Global investment firms Carlyle (NASDAQ: CG) and KKR (NYSE: KKR) announced that one or more strategic partnerships comprised of funds and accounts managed by Carlyle and KKR’s respective credit businesses have agreed to purchase an approximately $10.1 billion portfolio of prime student loans from Discover Financial Services (NYSE: DFS).

“This acquisition highlights Carlyle’s proven expertise in private student loans and asset-backed finance, demonstrating our Global Credit business’s ability to provide scaled, tailored solutions to meet our clients’ dynamic needs,” said Akhil Bansal, Head of Credit Strategic Solutions at Carlyle. “As the lending space evolves, we believe private markets are well-positioned to offer financial institutions increased flexibility amidst this transformation.”

“We are pleased to leverage our scale, deep experience in ABF investing and capital markets capabilities to be a capital solutions provider of choice to financial institutions that are focusing on optimizing their balance sheets,” said RJ Madden, a Managing Director at KKR. “This transaction demonstrates the value that scaled private lenders can bring to key areas of the economy as the priorities of traditional lenders continue to evolve.”

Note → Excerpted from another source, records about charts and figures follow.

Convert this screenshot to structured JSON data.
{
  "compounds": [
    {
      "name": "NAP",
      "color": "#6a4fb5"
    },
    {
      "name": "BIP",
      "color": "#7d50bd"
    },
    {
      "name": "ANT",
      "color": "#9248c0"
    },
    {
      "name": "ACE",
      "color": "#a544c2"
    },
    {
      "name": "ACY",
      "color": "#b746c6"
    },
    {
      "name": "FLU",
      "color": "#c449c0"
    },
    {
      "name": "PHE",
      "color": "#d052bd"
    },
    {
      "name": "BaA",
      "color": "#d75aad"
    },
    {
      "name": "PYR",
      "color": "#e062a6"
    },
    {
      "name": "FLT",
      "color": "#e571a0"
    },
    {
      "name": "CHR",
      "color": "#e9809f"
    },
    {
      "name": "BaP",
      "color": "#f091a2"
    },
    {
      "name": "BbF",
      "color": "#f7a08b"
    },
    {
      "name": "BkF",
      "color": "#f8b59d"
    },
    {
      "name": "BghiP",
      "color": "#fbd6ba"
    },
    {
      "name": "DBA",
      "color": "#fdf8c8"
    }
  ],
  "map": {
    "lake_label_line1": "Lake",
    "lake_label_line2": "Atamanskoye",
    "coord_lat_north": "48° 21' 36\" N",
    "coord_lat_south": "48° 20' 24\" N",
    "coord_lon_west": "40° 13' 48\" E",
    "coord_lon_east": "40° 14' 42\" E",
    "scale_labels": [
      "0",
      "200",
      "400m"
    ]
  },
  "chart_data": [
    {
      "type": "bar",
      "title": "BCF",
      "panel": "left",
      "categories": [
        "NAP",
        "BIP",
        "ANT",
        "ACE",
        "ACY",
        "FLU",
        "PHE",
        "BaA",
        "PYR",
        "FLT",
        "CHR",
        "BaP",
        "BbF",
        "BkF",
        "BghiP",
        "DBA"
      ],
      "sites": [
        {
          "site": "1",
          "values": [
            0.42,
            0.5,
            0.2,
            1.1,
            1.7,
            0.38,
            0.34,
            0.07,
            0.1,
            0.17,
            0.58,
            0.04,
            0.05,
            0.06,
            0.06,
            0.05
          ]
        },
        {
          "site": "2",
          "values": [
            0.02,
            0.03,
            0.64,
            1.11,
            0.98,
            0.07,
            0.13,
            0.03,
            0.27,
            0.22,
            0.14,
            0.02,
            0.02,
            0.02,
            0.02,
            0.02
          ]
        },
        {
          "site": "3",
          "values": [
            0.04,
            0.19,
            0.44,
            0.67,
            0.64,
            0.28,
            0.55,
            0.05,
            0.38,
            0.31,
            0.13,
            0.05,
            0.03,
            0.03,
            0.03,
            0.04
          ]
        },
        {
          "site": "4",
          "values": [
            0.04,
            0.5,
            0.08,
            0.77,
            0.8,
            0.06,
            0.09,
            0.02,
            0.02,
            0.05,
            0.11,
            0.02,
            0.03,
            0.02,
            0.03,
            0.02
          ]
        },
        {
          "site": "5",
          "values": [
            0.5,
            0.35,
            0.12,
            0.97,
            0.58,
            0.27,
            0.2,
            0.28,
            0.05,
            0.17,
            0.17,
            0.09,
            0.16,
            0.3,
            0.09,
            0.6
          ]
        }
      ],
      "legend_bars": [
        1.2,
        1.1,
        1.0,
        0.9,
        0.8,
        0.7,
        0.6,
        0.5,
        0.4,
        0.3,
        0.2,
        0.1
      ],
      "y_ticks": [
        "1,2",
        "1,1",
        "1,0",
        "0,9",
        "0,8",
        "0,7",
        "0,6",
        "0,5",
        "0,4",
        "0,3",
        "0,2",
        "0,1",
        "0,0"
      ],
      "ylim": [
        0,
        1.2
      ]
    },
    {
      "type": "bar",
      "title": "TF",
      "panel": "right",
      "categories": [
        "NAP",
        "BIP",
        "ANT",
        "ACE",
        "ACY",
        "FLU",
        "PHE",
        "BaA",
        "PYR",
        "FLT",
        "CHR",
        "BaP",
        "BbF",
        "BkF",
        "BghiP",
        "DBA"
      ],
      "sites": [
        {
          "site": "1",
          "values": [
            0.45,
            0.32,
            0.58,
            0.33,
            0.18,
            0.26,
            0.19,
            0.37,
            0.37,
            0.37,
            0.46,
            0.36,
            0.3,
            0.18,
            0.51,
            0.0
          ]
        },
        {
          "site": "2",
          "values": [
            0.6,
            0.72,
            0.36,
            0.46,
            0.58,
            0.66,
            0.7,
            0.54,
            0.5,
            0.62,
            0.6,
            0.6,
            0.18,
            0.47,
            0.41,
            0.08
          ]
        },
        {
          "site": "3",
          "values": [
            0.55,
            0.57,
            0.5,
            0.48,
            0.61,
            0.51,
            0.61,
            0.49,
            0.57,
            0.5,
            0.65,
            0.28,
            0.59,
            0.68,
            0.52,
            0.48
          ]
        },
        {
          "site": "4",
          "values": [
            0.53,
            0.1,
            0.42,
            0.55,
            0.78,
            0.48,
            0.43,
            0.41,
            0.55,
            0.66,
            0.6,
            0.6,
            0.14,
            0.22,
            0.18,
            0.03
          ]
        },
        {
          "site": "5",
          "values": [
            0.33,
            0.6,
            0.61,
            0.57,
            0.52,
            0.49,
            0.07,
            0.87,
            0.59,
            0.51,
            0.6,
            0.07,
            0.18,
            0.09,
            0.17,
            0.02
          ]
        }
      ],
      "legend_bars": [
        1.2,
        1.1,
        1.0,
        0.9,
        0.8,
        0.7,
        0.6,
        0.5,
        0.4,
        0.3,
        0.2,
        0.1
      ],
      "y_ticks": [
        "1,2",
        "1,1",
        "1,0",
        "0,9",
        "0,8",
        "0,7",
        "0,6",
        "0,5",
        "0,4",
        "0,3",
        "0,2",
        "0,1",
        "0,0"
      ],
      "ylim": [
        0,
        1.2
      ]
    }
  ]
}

“We’re very pleased to consummate this transaction with two outstanding strategic partners in Carlyle and KKR,” said Dan Capozzi, Executive Vice President and President of Consumer Banking at Discover. “This agreement represents an important milestone in our journey to simplify our operations and business mix.”

Carlyle’s investment in the portfolio was led by its Credit Strategic Solutions (“CSS”) team, a group within its Global Credit business focused on asset-backed investments. The highly experienced team seeks to leverage the knowledge, sourcing, structuring, and breadth of the entire Carlyle investment platform to deliver tailored asset-focused financing solutions to businesses, specialty finance companies, banks, asset managers, and other originators and owners of diversified pools of assets.

KKR’s investment in the portfolio comes primarily from its asset-based finance strategy and other credit vehicles and accounts. KKR has made more than 80 ABF investments globally since 2016 through a combination of portfolio acquisitions, platform investments and structured investments. The firm has approximately $54 billion in ABF assets under management and a team of more than 50 professionals directly involved in the ABF effort globally.

The transaction is expected to close by the end of 2024 subject to customary closing conditions.

KKR Capital Markets and TCG Capital Markets structured and arranged the debt for the transaction. Monogram LLC, a portfolio company of Carlyle, will serve as portfolio manager for the student loan portfolio. Firstmark Services, a subsidiary of Nelnet, Inc. will service the loans in the portfolio. Sidley Austin LLP served as legal advisor to KKR and Carlyle. Paul Hastings LLP also served as a legal advisor to Carlyle and Clifford Chance LLP also served as a legal advisor to KKR. Wells Fargo served as exclusive financial advisor, and Skadden, Arps, Slate, Meagher & Flom LLP served as legal counsel to Discover Financial Services in connection with the transaction.